Ira Berlin

American historian specializing in the history of slavery and African American life; author of influential works including Many Thousands Gone and Generations of Captivity; longtime university professor and scholar of slavery's transformation in the Atlantic world.

This list of books are ONLY the books that have been ranked on the lists that are aggregated on this site. This is not a comprehensive list of all books by this author.

  1. 1. Remembering Slavery

    African Americans Talk About Their Personal Experiences of Slavery and Emancipation

    A powerful collection of first-person reminiscences from formerly enslaved African Americans, coupled with interpretive essays that contextualize and analyze how those memories were recorded, transmitted, and reshaped over time. The work presents vivid, varied accounts of daily life under slavery—family ties, labor, punishment, resistance—and explores the complex meanings of emancipation and its uneven effects across regions and generations.
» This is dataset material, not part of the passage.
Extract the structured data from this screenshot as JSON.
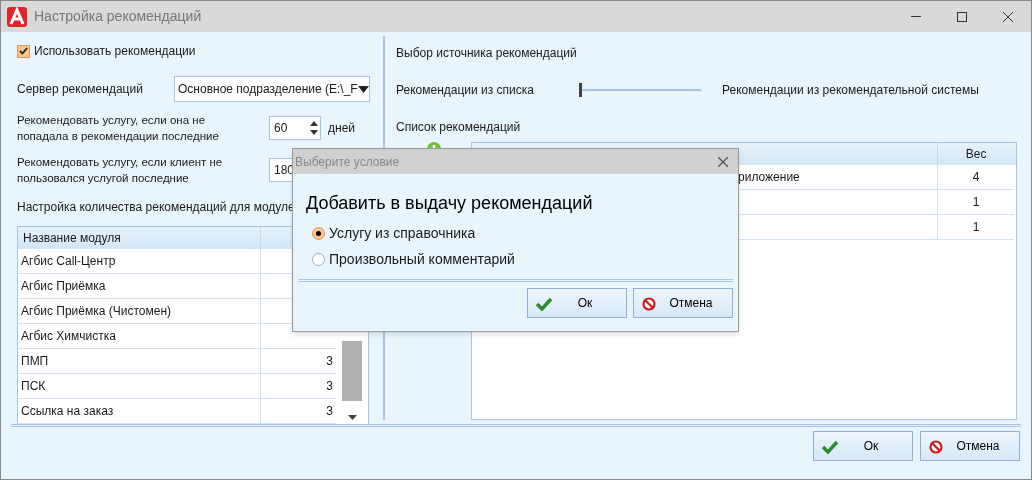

It highlights how personal memory and public narratives together illuminate both individual agency and the broader historical dynamics of slavery and its aftermath.

  2. 2. Many Thousands Gone

    The First Two Centuries of Slavery in North America

    An interpretive history tracing the evolution of slavery in North America from its 17th-century Atlantic roots through the antebellum era, showing how laws, labor systems, and regional economies transformed diverse African-born and creole populations into a racialized enslaved class. It emphasizes variations across colonies and states, the creation of slave societies, the formation of African American culture and community, and the myriad forms of resistance and adaptation exercised by enslaved people. By integrating legal records, personal narratives, and economic data, the work reframes slavery as a dynamic, contested process that shaped American social and racial hierarchies.